Sin embargo, se reconocen ciertas limitaciones. El modelo asume un evento puntual de admixtura y aislamiento posterior, mientras la verdadera historia puede ser más compleja, con gene flow continuo o múltiples eventos no modelados. Además, las suposiciones de neutralidad y tasas constantes de mutación y recombinación simplifican procesos biológicos que en realidad varían. En el contexto más amplio, estos resultados complementan y amplían estudios que detectan señales de introgresión más recientes provenientes de linajes arcaicos desconocidos, especialmente en África, y aportan una base genética para propuestas de un origen humano en poblaciones subdivididas y dinámicas. El desarrollo de cobraa representa un progreso metodológico que permite superar problemas clásicos de idoneidad en la inferencia demográfica a partir de genomas individuales, incrementando la capacidad para detectar y cuantificar estructuras ancestrales en épocas remotas.

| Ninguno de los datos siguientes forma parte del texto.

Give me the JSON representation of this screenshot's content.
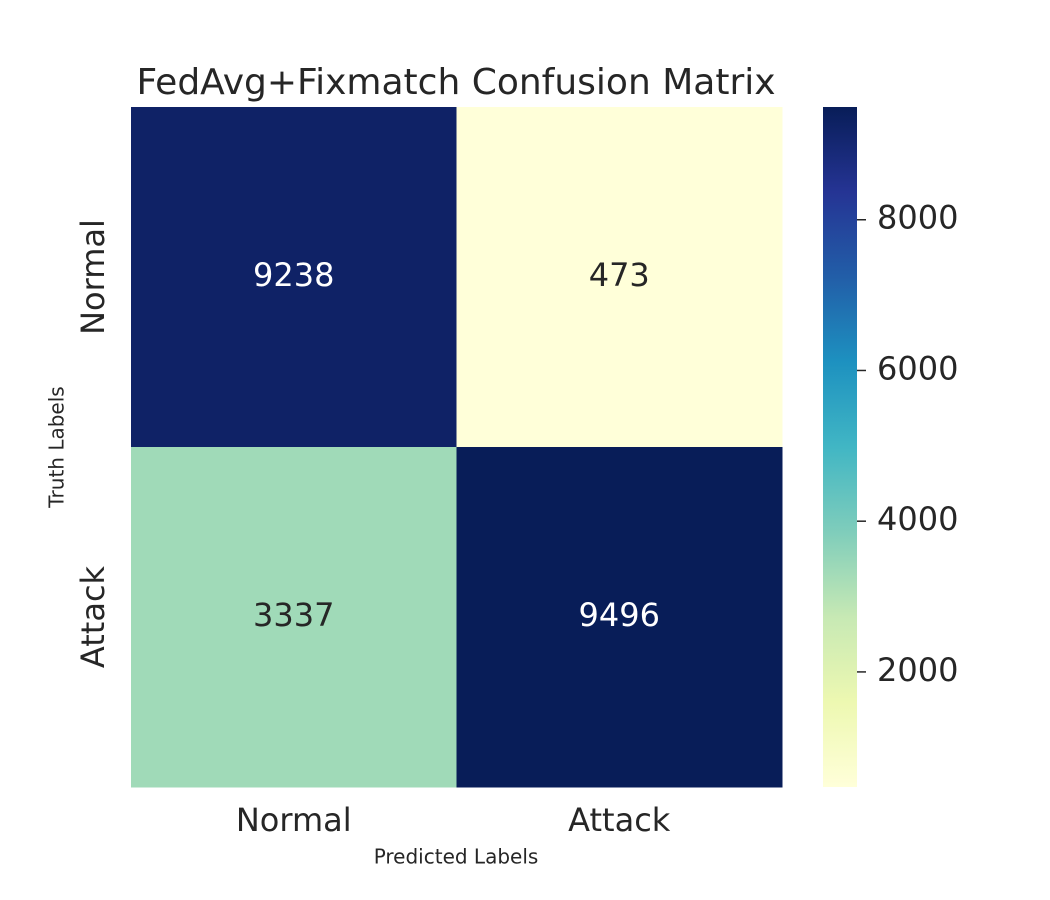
{
  "chart_data": {
    "type": "heatmap",
    "title": "FedAvg+Fixmatch Confusion Matrix",
    "x_label": "Predicted Labels",
    "y_label": "Truth Labels",
    "x_categories": [
      "Normal",
      "Attack"
    ],
    "y_categories": [
      "Normal",
      "Attack"
    ],
    "values": [
      [
        9238,
        473
      ],
      [
        3337,
        9496
      ]
    ],
    "clim": [
      473,
      9496
    ],
    "cticks": [
      2000,
      4000,
      6000,
      8000
    ],
    "colormap": [
      "#ffffd9",
      "#edf8b1",
      "#c7e9b4",
      "#7fcdbb",
      "#41b6c4",
      "#1d91c0",
      "#225ea8",
      "#253494",
      "#081d58"
    ]
  }
}
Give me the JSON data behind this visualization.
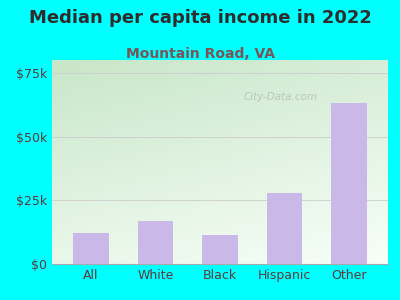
{
  "title": "Median per capita income in 2022",
  "subtitle": "Mountain Road, VA",
  "categories": [
    "All",
    "White",
    "Black",
    "Hispanic",
    "Other"
  ],
  "values": [
    12000,
    17000,
    11500,
    28000,
    63000
  ],
  "bar_color": "#c9b8e8",
  "background_color": "#00ffff",
  "chart_bg_top_left": "#c8e6c9",
  "chart_bg_right": "#f0fff0",
  "chart_bg_bottom": "#ffffff",
  "title_color": "#2d2d2d",
  "subtitle_color": "#7a5555",
  "tick_color": "#5a3a3a",
  "axis_label_color": "#5a3a3a",
  "ylim": [
    0,
    80000
  ],
  "yticks": [
    0,
    25000,
    50000,
    75000
  ],
  "ytick_labels": [
    "$0",
    "$25k",
    "$50k",
    "$75k"
  ],
  "watermark": "City-Data.com",
  "title_fontsize": 13,
  "subtitle_fontsize": 10,
  "tick_fontsize": 9,
  "bar_width": 0.55
}
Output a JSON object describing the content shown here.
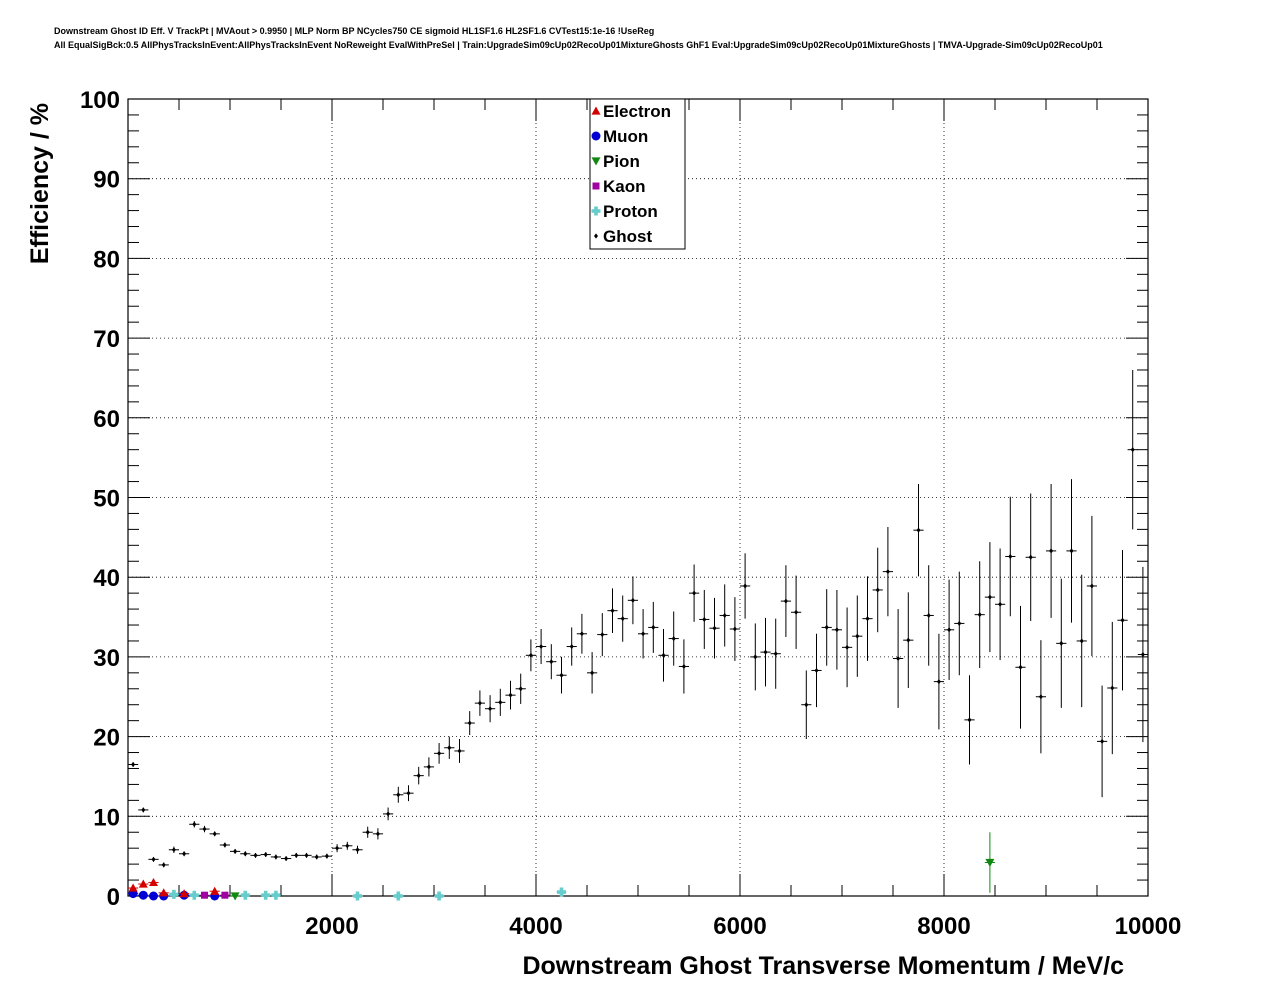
{
  "title_lines": [
    "Downstream Ghost ID Eff. V TrackPt | MVAout > 0.9950 | MLP Norm BP NCycles750 CE sigmoid HL1SF1.6 HL2SF1.6 CVTest15:1e-16 !UseReg",
    "All EqualSigBck:0.5 AllPhysTracksInEvent:AllPhysTracksInEvent NoReweight EvalWithPreSel | Train:UpgradeSim09cUp02RecoUp01MixtureGhosts GhF1 Eval:UpgradeSim09cUp02RecoUp01MixtureGhosts | TMVA-Upgrade-Sim09cUp02RecoUp01"
  ],
  "chart_data": {
    "type": "scatter",
    "xlabel": "Downstream Ghost Transverse Momentum / MeV/c",
    "ylabel": "Efficiency / %",
    "xlim": [
      0,
      10000
    ],
    "ylim": [
      0,
      100
    ],
    "x_ticks": [
      2000,
      4000,
      6000,
      8000,
      10000
    ],
    "y_ticks": [
      0,
      10,
      20,
      30,
      40,
      50,
      60,
      70,
      80,
      90,
      100
    ],
    "grid": true,
    "legend_position": "top-center",
    "series": [
      {
        "name": "Electron",
        "color": "#d40000",
        "marker": "triangle-up",
        "points": [
          [
            50,
            1.0
          ],
          [
            150,
            1.5
          ],
          [
            250,
            1.7
          ],
          [
            350,
            0.4
          ],
          [
            550,
            0.3
          ],
          [
            850,
            0.6
          ]
        ]
      },
      {
        "name": "Muon",
        "color": "#0000d4",
        "marker": "circle",
        "points": [
          [
            50,
            0.3
          ],
          [
            150,
            0.1
          ],
          [
            250,
            0.0
          ],
          [
            350,
            0.0
          ],
          [
            550,
            0.1
          ],
          [
            850,
            0.0
          ]
        ]
      },
      {
        "name": "Pion",
        "color": "#118811",
        "marker": "triangle-down",
        "points": [
          [
            1050,
            0.0
          ],
          [
            8450,
            4.2
          ]
        ],
        "errors": [
          0.3,
          3.8
        ]
      },
      {
        "name": "Kaon",
        "color": "#a000a0",
        "marker": "square",
        "points": [
          [
            750,
            0.1
          ],
          [
            950,
            0.1
          ]
        ]
      },
      {
        "name": "Proton",
        "color": "#66cccc",
        "marker": "cross",
        "points": [
          [
            450,
            0.2
          ],
          [
            650,
            0.1
          ],
          [
            1150,
            0.1
          ],
          [
            1350,
            0.1
          ],
          [
            1450,
            0.1
          ],
          [
            2250,
            0.0
          ],
          [
            2650,
            0.0
          ],
          [
            3050,
            0.0
          ],
          [
            4250,
            0.5
          ]
        ]
      },
      {
        "name": "Ghost",
        "color": "#000000",
        "marker": "diamond",
        "points": [
          [
            50,
            16.5
          ],
          [
            150,
            10.8
          ],
          [
            250,
            4.6
          ],
          [
            350,
            3.9
          ],
          [
            450,
            5.8
          ],
          [
            550,
            5.3
          ],
          [
            650,
            9.0
          ],
          [
            750,
            8.4
          ],
          [
            850,
            7.8
          ],
          [
            950,
            6.4
          ],
          [
            1050,
            5.6
          ],
          [
            1150,
            5.3
          ],
          [
            1250,
            5.1
          ],
          [
            1350,
            5.2
          ],
          [
            1450,
            4.9
          ],
          [
            1550,
            4.7
          ],
          [
            1650,
            5.1
          ],
          [
            1750,
            5.1
          ],
          [
            1850,
            4.9
          ],
          [
            1950,
            5.0
          ],
          [
            2050,
            6.0
          ],
          [
            2150,
            6.3
          ],
          [
            2250,
            5.8
          ],
          [
            2350,
            8.0
          ],
          [
            2450,
            7.8
          ],
          [
            2550,
            10.3
          ],
          [
            2650,
            12.7
          ],
          [
            2750,
            12.9
          ],
          [
            2850,
            15.1
          ],
          [
            2950,
            16.2
          ],
          [
            3050,
            17.9
          ],
          [
            3150,
            18.6
          ],
          [
            3250,
            18.2
          ],
          [
            3350,
            21.7
          ],
          [
            3450,
            24.2
          ],
          [
            3550,
            23.5
          ],
          [
            3650,
            24.3
          ],
          [
            3750,
            25.2
          ],
          [
            3850,
            26.0
          ],
          [
            3950,
            30.2
          ],
          [
            4050,
            31.3
          ],
          [
            4150,
            29.4
          ],
          [
            4250,
            27.7
          ],
          [
            4350,
            31.3
          ],
          [
            4450,
            32.9
          ],
          [
            4550,
            28.0
          ],
          [
            4650,
            32.8
          ],
          [
            4750,
            35.8
          ],
          [
            4850,
            34.8
          ],
          [
            4950,
            37.1
          ],
          [
            5050,
            32.9
          ],
          [
            5150,
            33.7
          ],
          [
            5250,
            30.2
          ],
          [
            5350,
            32.3
          ],
          [
            5450,
            28.8
          ],
          [
            5550,
            38.0
          ],
          [
            5650,
            34.7
          ],
          [
            5750,
            33.6
          ],
          [
            5850,
            35.2
          ],
          [
            5950,
            33.5
          ],
          [
            6050,
            38.9
          ],
          [
            6150,
            30.0
          ],
          [
            6250,
            30.6
          ],
          [
            6350,
            30.4
          ],
          [
            6450,
            37.0
          ],
          [
            6550,
            35.6
          ],
          [
            6650,
            24.0
          ],
          [
            6750,
            28.3
          ],
          [
            6850,
            33.7
          ],
          [
            6950,
            33.4
          ],
          [
            7050,
            31.2
          ],
          [
            7150,
            32.6
          ],
          [
            7250,
            34.8
          ],
          [
            7350,
            38.4
          ],
          [
            7450,
            40.7
          ],
          [
            7550,
            29.8
          ],
          [
            7650,
            32.1
          ],
          [
            7750,
            45.9
          ],
          [
            7850,
            35.2
          ],
          [
            7950,
            26.9
          ],
          [
            8050,
            33.4
          ],
          [
            8150,
            34.2
          ],
          [
            8250,
            22.1
          ],
          [
            8350,
            35.3
          ],
          [
            8450,
            37.5
          ],
          [
            8550,
            36.6
          ],
          [
            8650,
            42.6
          ],
          [
            8750,
            28.7
          ],
          [
            8850,
            42.5
          ],
          [
            8950,
            25.0
          ],
          [
            9050,
            43.3
          ],
          [
            9150,
            31.7
          ],
          [
            9250,
            43.3
          ],
          [
            9350,
            32.0
          ],
          [
            9450,
            38.9
          ],
          [
            9550,
            19.4
          ],
          [
            9650,
            26.1
          ],
          [
            9750,
            34.6
          ],
          [
            9850,
            56.0
          ],
          [
            9950,
            30.3
          ]
        ],
        "errors": [
          0.3,
          0.3,
          0.3,
          0.3,
          0.4,
          0.3,
          0.4,
          0.4,
          0.3,
          0.3,
          0.3,
          0.3,
          0.3,
          0.3,
          0.3,
          0.3,
          0.3,
          0.3,
          0.3,
          0.3,
          0.5,
          0.5,
          0.5,
          0.7,
          0.7,
          0.8,
          1.0,
          1.0,
          1.1,
          1.2,
          1.3,
          1.4,
          1.5,
          1.5,
          1.6,
          1.7,
          1.7,
          1.8,
          1.9,
          2.0,
          2.2,
          2.2,
          2.3,
          2.4,
          2.5,
          2.6,
          2.7,
          2.8,
          2.9,
          3.0,
          3.1,
          3.2,
          3.3,
          3.4,
          3.4,
          3.6,
          3.7,
          3.8,
          3.9,
          4.0,
          4.1,
          4.2,
          4.3,
          4.4,
          4.5,
          4.6,
          4.3,
          4.6,
          4.8,
          5.0,
          5.0,
          5.1,
          5.3,
          5.3,
          5.6,
          6.2,
          6.0,
          5.8,
          6.3,
          6.0,
          6.3,
          6.5,
          5.6,
          6.7,
          6.9,
          7.0,
          7.5,
          7.7,
          8.0,
          7.1,
          8.4,
          8.1,
          9.0,
          8.3,
          8.8,
          7.0,
          8.3,
          8.8,
          10.0,
          11.0
        ]
      }
    ]
  }
}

La integración futura de datos adicionales, como espectros de frecuencia alelica y genealogías ancestrales, promete ofrecer aún mayor resolución. En suma, la identificación de una profunda estructura ancestral común en los humanos modernos redefine nuestra comprensión de la historia evolutiva, subrayando la importancia de eventos antiguos de divergencia y remezcla que han dejado una huella genética indeleble en nuestro genoma. Este trabajo abre nuevas vías para conectar las evidencias genéticas con el registro fósil y paleoclimático, profundizando el relato sobre quiénes somos y de dónde venimos.